Thursday, May 18, 2017

CAFÉ & BOM DIA #60 (por Carlos Eduardo Brizolinha)



Estamos na metade do mês de Maio. Li poucos autores americanos. Projetava reler Katherine Mansfield (neozelandesa) ou buscar algo não lido de Steinbeck, mas por insistência da minha companheira mergulho nos contos de Raymond Carver. Carver nasceu em 1938 e morreu aos 50 anos. 1988. Na introdução da obra "68 Contos", um mapeamento da bibliografia. Mostra ser uma verdadeira bagunça a publicação de seus inumeráveis contos pelo fato de mesclar inéditos com antigos, com e sem alteração de seu editor. Sendo a minha primeira leitura de contos, já havia lido suas poesias, e me agrada o fato da edição que tenho em mãos obedecer ordem cronológica. Há uma síntese biográfica que conta as dificuldades, vida difícil e tumultuada, fracassos e falências que culminam na dissolução de seu casamento. O vazio é preenchido por uma afinada relação com a poetisa Tess Gallagher, relação que marcou positivamente seus últimos dez anos de vida. Amadureceu, ganhou asas, se libertou da influência de editores e chegou a questionar e não permitir cortes em sua obra. Repito o que li por ficar impressionado (...) Carver foi um contista que vendeu tanto quanto romancistas. (...) . "O Cabelo" do livro "Primeiros Contos" e "Vizinhos", "Eles não são seus Maridos", "Escola Noturna" do livro "Você poderia ficar quieta, por favor?" nos faz reconhecer que é de fato um grande contista.


Estou encantado com a literatura de Raymond Carver. "...Caso queira ter uma ideia comparativa, Raymond Carver se assemelha muito ao tipo de conto feito por Graciliano Ramos, principalmente em Infância: narrativas curtas, concisas, reveladoras. A cada texto lido é impossível não sentir que o autor americano tinha plena consciência de que não estava inventando a roda, bem como Graciliano também sabia. No entanto, ele consegue transferir uma formula empregada por Anton Tchekhov numa nova realidade, enxugá-la ao extremo e ainda sim oferecer uma obra de arte cativante e assustadora. Isso não é para qualquer um...." Não havia me ocorrido este comparativo que o Homo Literatus faz com Graciliano, que é para mim o texto literário da maior qualidade na literatura brasileira. Carver prefere que contemplemos a situação e cheguemos a nossas próprias conclusões e ai é a arte de fazer um texto enxuto, preciso e delicioso.

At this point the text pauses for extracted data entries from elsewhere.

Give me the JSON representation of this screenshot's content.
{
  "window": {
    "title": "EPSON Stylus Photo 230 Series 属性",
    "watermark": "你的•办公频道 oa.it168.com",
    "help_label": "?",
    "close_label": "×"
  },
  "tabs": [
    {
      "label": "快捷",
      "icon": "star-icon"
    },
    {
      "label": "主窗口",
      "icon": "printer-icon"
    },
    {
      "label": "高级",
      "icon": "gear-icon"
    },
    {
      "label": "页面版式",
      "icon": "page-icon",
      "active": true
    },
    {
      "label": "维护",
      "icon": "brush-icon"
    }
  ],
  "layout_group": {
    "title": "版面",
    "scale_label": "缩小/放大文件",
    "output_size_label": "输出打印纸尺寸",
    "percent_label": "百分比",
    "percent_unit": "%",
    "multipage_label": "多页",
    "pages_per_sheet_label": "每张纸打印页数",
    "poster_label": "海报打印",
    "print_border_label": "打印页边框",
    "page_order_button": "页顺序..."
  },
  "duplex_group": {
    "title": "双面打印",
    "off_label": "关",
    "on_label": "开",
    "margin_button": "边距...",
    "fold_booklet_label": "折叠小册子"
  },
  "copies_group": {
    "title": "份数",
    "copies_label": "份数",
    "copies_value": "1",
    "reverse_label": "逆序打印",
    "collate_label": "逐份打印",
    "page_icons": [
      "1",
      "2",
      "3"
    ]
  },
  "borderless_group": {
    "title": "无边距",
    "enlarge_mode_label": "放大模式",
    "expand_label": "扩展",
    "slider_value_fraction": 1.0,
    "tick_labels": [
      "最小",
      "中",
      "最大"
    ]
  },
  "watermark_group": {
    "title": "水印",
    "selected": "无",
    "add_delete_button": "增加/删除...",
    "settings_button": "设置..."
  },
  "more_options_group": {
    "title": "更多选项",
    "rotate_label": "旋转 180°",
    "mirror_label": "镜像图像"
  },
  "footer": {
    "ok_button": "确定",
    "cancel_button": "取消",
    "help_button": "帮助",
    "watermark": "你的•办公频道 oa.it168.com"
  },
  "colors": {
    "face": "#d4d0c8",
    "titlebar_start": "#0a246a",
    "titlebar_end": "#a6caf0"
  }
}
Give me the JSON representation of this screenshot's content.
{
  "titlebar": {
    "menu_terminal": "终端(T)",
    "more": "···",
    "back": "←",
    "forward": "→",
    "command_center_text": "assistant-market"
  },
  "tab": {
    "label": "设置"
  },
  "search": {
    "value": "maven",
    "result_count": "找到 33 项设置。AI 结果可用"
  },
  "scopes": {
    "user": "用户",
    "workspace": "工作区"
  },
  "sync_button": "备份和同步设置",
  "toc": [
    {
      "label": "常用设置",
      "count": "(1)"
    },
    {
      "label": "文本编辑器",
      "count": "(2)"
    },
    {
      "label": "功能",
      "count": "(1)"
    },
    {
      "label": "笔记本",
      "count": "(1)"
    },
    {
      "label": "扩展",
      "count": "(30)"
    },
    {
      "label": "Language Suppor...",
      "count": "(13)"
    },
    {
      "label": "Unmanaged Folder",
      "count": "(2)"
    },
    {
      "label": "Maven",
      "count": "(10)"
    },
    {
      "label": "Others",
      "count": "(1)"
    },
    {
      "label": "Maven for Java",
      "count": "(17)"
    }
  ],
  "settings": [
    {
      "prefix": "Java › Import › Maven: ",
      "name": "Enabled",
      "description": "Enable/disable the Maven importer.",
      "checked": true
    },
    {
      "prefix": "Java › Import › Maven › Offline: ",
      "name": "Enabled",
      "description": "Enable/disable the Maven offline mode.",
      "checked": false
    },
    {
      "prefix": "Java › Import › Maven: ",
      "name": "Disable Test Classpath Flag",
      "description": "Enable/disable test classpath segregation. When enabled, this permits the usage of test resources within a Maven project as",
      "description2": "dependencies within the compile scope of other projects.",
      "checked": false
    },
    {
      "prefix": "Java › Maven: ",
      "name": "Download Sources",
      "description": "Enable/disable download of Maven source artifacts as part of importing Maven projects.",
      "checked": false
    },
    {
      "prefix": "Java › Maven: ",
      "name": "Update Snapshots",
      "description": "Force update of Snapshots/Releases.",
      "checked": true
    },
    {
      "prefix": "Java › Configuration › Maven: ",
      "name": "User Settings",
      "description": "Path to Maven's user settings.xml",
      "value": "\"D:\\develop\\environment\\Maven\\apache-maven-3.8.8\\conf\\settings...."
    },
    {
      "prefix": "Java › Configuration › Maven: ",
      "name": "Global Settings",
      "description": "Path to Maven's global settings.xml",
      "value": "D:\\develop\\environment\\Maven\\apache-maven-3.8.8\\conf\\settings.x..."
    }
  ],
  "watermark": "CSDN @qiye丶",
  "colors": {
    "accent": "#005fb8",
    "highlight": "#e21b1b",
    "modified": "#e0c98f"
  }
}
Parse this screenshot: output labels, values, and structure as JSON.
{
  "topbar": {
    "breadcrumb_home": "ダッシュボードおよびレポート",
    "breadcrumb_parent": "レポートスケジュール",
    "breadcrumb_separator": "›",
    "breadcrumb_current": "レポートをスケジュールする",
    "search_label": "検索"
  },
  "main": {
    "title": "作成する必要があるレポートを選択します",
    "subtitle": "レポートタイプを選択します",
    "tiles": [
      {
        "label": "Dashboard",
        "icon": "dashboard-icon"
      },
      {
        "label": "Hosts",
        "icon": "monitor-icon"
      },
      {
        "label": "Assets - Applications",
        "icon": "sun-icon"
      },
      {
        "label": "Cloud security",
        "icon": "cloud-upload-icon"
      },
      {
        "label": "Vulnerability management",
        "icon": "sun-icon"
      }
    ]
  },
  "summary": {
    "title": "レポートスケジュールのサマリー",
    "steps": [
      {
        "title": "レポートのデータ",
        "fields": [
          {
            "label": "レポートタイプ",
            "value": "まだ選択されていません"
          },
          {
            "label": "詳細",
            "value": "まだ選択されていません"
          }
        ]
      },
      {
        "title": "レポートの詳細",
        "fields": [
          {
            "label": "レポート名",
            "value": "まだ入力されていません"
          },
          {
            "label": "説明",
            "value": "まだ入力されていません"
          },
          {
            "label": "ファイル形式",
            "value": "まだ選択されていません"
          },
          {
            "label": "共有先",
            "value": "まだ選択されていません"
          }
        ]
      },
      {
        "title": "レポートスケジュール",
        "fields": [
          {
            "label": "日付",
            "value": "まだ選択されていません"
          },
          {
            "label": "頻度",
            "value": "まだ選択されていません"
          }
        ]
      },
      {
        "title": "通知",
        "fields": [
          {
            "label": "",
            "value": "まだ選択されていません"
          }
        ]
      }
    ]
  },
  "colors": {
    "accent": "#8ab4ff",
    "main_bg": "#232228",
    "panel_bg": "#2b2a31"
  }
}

A Cantora Careca, aborda a história de duas famílias inglesas do pós-guerra, decadentes e pertencentes à burguesia: os Smith e os Martin. O tema principal centra-se na dificuldade de comunicação entre as pessoas. Não têm nada para dizer umas às outras, ficando completamente desconectadas. As frases feitas, os clichés, os lugares comuns, passam a dominar a comunicação diária, eliminando desta maneira a autenticidade do seio das relações humanas, gerando-se assim seres autômatos, desprovidos de emoções, de paixões, de utopias, perfeitamente substituíveis uns pelos outros, como se de verdadeiros clones se tratasse. Seres que deixaram de pensar, absorvidos pelo mundo da alienação, do autismo, da demência, da realidade virtual. A Cantora Careca um texto de enorme atualidade, criatividade e clarividência, antecipador de futuros problemas humanos, que nos faz ver e apreciar um Ionesco visionário. Bom acrescentar que Teatro do Absurdo é atribuída ao crítico norte-americano Martin Esslin. A contribuição de Ionesco para este gênero de teatro, diz respeito à popularização de uma grande variedade de técnicas surrealistas, tornando-as aceitáveis para uma audiência condicionada a um teatro que reproduzia o quotidiano da vida real. O feitiço do nonsense. Comum a todos os dramas de Ionesco é o caráter de marionete de seus personagens e os diálogos mecânicos e desprovidos de senso através dos quais os personagens não necessariamente se comunicam. Para ele, esta era uma imagem do mundo totalmente sem sentido e esperança.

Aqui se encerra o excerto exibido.